ENCLAVE. Cette artère au statut de Commune libre n’est ni un îlot révolutionnaire, ni une zone franche. Plutôt une émanation de l’esprit fantasque qui régnait à la sortie de la guerre dans ce quartier bohème. Mais aujourd’hui, elle se cherche un nouvel édile en même temps qu’un nouvel élan. Avis à la population !
Crédits : Sié / JT
Qui a fréquenté le ‘’Café Pop’’ dans sa jeunesse, ou la librairie Floury plus tard dans sa vie, sait que la rue de la Colombette est un endroit à part à Toulouse. Mais de là à imaginer qu’il bénéficie du statut de Commune Libre, il y a un pas que beaucoup n’ont pas encore franchi.
Tel ce jeune couple attablé au fameux bar, anticipant largement l’heure de l’apéro. « Je n’en ai jamais entendu parler, ça signifie qu’on peut y faire tout ce qu’on veut ? », s’interroge Diego. Un peu plus haut dans la rue, à la Galerie Palladion, Jean-Henri Escoulan, le gérant, s’esclaffe : « D’habitude, on nous demande plutôt si on est exonéré d’impôts, c’est une sorte de fantasme ».

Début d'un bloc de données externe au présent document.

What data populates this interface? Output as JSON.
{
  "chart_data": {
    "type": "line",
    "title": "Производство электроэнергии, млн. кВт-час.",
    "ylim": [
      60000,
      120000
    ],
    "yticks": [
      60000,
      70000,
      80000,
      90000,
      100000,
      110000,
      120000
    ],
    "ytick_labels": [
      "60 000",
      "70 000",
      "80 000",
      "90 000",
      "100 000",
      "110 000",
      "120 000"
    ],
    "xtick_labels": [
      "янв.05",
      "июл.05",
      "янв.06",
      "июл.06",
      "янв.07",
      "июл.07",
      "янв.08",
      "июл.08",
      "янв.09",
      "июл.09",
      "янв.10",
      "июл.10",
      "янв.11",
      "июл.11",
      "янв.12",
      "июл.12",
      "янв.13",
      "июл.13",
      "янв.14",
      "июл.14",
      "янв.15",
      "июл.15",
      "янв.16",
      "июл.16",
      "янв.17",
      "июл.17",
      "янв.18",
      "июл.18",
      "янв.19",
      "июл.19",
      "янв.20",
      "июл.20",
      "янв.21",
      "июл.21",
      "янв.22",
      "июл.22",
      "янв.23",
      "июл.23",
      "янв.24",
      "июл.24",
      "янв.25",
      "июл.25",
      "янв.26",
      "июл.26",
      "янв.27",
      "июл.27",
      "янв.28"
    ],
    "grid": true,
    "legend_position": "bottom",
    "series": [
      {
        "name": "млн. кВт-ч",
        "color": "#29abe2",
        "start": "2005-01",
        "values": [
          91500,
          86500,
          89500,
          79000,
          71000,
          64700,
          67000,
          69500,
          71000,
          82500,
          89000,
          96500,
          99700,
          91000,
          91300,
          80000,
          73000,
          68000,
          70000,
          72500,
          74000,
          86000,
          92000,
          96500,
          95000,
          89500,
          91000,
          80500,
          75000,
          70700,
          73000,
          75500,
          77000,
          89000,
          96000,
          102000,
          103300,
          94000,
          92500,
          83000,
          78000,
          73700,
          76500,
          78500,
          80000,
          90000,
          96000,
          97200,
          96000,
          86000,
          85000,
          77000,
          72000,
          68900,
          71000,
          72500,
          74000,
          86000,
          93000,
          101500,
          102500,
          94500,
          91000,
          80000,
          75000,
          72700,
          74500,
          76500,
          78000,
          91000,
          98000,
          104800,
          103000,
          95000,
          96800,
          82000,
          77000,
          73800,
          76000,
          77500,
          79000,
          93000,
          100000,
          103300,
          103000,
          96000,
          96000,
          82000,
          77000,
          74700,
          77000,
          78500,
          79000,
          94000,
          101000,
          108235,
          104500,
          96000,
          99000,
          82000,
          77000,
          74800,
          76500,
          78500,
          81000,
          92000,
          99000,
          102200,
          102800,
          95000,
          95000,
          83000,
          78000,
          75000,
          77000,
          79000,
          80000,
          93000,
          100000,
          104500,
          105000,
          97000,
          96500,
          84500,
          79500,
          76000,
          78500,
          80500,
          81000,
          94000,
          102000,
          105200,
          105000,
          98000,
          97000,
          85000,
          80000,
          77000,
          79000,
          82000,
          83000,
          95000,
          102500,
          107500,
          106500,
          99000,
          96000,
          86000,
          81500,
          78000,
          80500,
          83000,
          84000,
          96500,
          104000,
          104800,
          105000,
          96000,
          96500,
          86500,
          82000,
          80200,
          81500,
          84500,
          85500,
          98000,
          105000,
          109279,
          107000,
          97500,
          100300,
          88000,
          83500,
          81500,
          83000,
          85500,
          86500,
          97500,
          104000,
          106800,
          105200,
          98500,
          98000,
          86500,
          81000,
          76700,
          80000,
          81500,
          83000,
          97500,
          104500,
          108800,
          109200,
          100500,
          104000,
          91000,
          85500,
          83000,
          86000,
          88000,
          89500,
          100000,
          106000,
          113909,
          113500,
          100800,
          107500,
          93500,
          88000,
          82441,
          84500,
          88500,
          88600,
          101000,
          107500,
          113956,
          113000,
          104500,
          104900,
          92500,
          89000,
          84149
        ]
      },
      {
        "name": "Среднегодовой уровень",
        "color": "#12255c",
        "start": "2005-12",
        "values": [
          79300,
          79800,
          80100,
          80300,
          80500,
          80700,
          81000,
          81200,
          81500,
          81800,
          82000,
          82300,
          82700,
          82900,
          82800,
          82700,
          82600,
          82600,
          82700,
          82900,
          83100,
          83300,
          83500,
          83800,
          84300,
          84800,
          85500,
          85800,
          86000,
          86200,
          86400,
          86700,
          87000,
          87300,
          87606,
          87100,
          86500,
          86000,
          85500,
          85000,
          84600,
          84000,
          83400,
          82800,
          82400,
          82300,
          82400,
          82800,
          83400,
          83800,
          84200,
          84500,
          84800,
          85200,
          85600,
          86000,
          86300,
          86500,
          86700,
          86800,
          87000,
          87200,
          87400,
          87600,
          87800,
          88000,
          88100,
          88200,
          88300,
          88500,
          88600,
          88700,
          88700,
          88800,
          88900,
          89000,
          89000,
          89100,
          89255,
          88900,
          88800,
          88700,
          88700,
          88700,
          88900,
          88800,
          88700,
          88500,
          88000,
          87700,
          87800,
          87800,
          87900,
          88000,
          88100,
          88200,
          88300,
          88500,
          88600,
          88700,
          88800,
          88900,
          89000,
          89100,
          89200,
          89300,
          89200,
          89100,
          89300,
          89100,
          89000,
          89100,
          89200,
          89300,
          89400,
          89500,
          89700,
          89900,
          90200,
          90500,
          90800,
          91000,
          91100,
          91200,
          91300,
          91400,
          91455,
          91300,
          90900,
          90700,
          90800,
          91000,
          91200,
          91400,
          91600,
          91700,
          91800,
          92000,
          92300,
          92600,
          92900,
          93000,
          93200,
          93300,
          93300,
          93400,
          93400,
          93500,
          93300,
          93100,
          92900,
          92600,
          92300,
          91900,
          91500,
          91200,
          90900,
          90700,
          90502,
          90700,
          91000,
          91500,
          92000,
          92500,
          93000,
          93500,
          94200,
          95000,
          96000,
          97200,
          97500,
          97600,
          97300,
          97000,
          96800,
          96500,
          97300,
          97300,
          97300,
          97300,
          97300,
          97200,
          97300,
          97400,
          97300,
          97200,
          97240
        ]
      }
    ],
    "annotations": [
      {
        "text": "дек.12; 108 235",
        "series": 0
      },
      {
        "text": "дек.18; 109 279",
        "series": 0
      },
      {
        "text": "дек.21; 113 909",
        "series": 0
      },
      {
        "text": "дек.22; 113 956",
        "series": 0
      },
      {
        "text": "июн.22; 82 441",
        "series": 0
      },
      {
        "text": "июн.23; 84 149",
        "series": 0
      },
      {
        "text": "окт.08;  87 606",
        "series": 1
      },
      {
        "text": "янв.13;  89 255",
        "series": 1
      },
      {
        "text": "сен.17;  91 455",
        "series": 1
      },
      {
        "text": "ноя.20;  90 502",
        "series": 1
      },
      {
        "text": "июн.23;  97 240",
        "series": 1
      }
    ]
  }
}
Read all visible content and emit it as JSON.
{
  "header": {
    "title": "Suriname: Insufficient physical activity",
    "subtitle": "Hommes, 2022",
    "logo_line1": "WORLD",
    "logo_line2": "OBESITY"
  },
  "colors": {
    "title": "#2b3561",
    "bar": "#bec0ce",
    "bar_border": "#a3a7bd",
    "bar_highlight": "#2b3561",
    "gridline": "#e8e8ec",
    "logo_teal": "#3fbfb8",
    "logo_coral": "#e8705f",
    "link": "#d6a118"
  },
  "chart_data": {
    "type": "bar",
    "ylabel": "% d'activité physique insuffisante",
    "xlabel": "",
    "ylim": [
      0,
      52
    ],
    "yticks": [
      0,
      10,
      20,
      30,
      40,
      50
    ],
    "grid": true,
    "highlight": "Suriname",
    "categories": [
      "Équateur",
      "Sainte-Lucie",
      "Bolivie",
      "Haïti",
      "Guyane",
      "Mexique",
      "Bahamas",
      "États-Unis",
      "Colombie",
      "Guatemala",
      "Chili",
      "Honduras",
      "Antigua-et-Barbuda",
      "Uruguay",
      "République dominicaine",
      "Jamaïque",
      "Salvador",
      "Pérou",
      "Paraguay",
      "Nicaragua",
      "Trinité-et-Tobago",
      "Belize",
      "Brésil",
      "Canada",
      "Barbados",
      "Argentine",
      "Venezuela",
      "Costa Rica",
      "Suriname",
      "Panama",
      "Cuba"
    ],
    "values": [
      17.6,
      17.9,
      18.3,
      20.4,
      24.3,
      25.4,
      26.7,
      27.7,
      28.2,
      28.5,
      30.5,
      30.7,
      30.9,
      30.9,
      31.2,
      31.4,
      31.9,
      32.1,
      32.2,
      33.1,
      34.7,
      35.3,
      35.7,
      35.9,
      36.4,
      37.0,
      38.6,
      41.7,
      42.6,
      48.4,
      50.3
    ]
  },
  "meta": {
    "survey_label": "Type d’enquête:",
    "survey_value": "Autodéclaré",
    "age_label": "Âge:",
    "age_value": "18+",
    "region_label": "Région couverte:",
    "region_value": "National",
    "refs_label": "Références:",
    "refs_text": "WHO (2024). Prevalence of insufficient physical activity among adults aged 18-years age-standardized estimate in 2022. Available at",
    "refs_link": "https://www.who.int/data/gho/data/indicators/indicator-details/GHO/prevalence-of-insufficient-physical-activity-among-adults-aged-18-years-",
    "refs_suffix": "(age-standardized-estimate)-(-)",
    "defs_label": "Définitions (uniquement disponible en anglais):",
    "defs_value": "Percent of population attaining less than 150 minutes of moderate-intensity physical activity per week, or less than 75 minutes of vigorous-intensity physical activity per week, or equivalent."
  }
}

La galerie est le siège de l’amicale des commerçants du quartier, sorte de gardienne du temple de cette histoire méconnue. Car hormis une plaque bleue, installée à l’entrée de la rue, aucun autre signe visuel ne fait état du caractère particulier de l’artère.
Inspirée par Montmartre, la plus ancienne et la plus célèbre des Communes libres, celle de la rue de la Colombette a vu le jour à la Libération en 1944, comme la plupart de la cinquantaine de consœurs existant aujourd’hui en France.
On doit celle du quartier Saint-Aubin à une bande d’artistes ayant établi leur quartier général au Bar des 2 Ânes (actuel Café Populaire). « C’était la fin du couvre-feu, une période de soulagement très festive et fantaisiste mais où en même temps rien n’était résolu au niveau du quotidien toujours très restreint », raconte le galeriste. Cette troupe bohème invente alors une municipalité ‘’pour rire’’ au profit d’œuvres sérieuses. Des spectacles sont organisés pour recueillir de l’argent et offrir aux nécessiteux des sacs de charbon afin qu’ils puissent se chauffer.
Grâce au charisme de son premier maire, l’illustre Louis Pont, alias le chansonnier Durval, et à la foire de la rue de la Colombette crée en même temps par les commerçants afin d’écouler leurs stocks gelés pendant la guerre, la Commune Libre devient rapidement une institution populaire. Et se perpétue dans le temps malgré quelques creux comme dans les années 1970 où le coté rétro ne colle guère aux aspirations de l’époque. En 2004, les 60 ans de la Commune ont été fêtés en grande pompe avec courses d’ânes et élections de la reine de la Commune dans le pur esprit chansonnier des débuts. Mais depuis 2 ans, les deux uniques postes officiels de la Commune, ceux de garde champêtre et de maire, dont le seul pouvoir est d’accueillir le vrai maire lors de la foire, sont vacants. Pas de quoi décourager Jean-Henri Escoulan : « Les temps sont un peu plus durs et les gens ont moins tendance à s’impliquer. Mais le quartier a gardé une certaine âme, nous allons trouver des bonnes volontés. D’autant qu’ici, on est maire à vie !».